“Ini no urut untuk interview awal setelah jam makan siang nanti ya,” Ratna mengangguk, mengambil secarik kertas bertuliskan angka nol tiga. Interview? Ia sama sekali tidak mempersiapkan itu semalam. Lalu bagaimana nanti? Ah, bisa hilang satu kesempatannya kali ini.
***
Lepas makan siang Ratna berniat kembali ke booth perusahaan yang memproduksi mobil Jepang itu. BRUUKKK..!!

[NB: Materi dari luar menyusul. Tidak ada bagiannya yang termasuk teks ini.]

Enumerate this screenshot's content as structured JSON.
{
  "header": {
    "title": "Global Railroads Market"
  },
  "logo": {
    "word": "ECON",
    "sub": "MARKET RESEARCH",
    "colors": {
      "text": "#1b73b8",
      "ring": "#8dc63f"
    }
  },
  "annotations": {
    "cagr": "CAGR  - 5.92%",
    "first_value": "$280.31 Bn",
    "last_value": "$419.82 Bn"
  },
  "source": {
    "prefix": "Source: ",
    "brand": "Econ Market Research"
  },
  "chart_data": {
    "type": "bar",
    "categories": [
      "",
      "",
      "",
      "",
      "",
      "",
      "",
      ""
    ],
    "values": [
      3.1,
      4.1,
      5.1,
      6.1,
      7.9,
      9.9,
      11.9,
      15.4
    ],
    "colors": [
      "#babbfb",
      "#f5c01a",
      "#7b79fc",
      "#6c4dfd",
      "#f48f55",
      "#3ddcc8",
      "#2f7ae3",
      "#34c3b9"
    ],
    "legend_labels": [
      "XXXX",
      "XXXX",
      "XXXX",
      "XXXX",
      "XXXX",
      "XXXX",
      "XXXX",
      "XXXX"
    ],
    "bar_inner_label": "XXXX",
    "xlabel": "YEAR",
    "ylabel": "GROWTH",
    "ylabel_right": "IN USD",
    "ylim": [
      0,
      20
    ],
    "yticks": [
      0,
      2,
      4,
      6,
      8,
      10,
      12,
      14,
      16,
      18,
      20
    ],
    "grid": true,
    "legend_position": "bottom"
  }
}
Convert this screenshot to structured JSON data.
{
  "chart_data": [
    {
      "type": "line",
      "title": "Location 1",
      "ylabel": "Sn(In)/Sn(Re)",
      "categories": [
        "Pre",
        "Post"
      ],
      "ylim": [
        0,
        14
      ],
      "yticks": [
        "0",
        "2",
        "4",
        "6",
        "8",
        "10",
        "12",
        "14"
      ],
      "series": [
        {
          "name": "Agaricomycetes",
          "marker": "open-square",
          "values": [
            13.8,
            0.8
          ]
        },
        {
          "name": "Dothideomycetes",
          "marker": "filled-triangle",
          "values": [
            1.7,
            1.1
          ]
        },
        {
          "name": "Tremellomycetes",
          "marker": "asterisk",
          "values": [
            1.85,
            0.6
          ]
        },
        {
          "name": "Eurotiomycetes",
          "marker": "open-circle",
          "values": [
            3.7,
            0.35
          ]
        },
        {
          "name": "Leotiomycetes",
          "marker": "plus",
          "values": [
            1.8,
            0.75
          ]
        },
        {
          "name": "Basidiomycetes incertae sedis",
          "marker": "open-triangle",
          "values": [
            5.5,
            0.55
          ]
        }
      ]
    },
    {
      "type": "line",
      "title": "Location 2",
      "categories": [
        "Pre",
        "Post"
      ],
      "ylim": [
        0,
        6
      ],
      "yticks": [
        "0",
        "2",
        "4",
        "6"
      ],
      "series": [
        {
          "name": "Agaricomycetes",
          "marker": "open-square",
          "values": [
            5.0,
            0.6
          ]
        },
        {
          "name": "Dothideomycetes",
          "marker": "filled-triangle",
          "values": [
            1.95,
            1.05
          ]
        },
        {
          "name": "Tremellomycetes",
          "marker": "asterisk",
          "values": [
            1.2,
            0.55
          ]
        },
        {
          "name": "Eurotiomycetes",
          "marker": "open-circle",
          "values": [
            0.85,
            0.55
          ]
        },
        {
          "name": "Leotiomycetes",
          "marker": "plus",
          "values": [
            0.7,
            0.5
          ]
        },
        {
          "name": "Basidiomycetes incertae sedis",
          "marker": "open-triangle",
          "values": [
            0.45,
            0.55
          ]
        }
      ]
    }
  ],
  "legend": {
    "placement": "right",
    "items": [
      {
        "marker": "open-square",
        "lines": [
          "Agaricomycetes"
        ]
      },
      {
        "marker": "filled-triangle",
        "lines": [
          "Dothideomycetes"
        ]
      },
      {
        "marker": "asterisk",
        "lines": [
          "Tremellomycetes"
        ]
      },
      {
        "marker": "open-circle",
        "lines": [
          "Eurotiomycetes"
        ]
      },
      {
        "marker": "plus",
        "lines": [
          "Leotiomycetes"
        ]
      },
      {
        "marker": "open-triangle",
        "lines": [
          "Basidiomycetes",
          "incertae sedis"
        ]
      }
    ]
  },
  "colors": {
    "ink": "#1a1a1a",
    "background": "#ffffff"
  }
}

“Maaf.. maaf.. saya kurang hati-hati,” lelaki berperawakan cukup tinggi dengan kulit sawo matang itu menabrak Ratna. Sepertinya dia buru-buru.
“Iya nggak apa-apa, lain kali hati–hati ya,” ujar Ratna sambil merapikan rambutnya yang sedikit berantakan.
“Sekali lagi maaf ya Mbak……” ucapan lelaki itu menggantung. “Sepertinya saya tidak asing dengan anda. Tapi siapa ya?” tambahnya.
Dahi Ratna mengernyit. “Astaga…kamu Lio bukan? Anak kelas 3 IPS 1.” Ratna menutup mulutnya dengan tangan kanannya. Hampir saja dia berteriak menyadari siapa orang yang ada di depannya sekarang.
Lio. Lelaki yang pernah jadi teman sekelasnya ketika duduk di bangku kelas dua itu kini ada di hadapannya. Tak dipungkiri Ratna pernah menyimpan hati pada Lio, sayangnya Ratna tak pernah berani mengungkapkan perasaannya kepada Lio. Hingga akhirnya Ratna lebih memilih Rayhan yang lebih dulu menyatakan cinta.
Dalam kamusku, perempuan nggak boleh menyatakan cinta duluan. Begitu komitmen yang selalu Ratna pegang, hingga sekarang? Entahlah, hanya hatinya yang tahu.
“Cari kerja juga, Na? Long time no see,” tanya Lio pada wanita yang ada di hadapannya.
Ratna tersenyum, ia seakan tak percaya akan bertemu dengan teman lamanya di sini. Teman lama? Ah sepertinya tak hanya sekadar itu. “Iya, kamu juga?”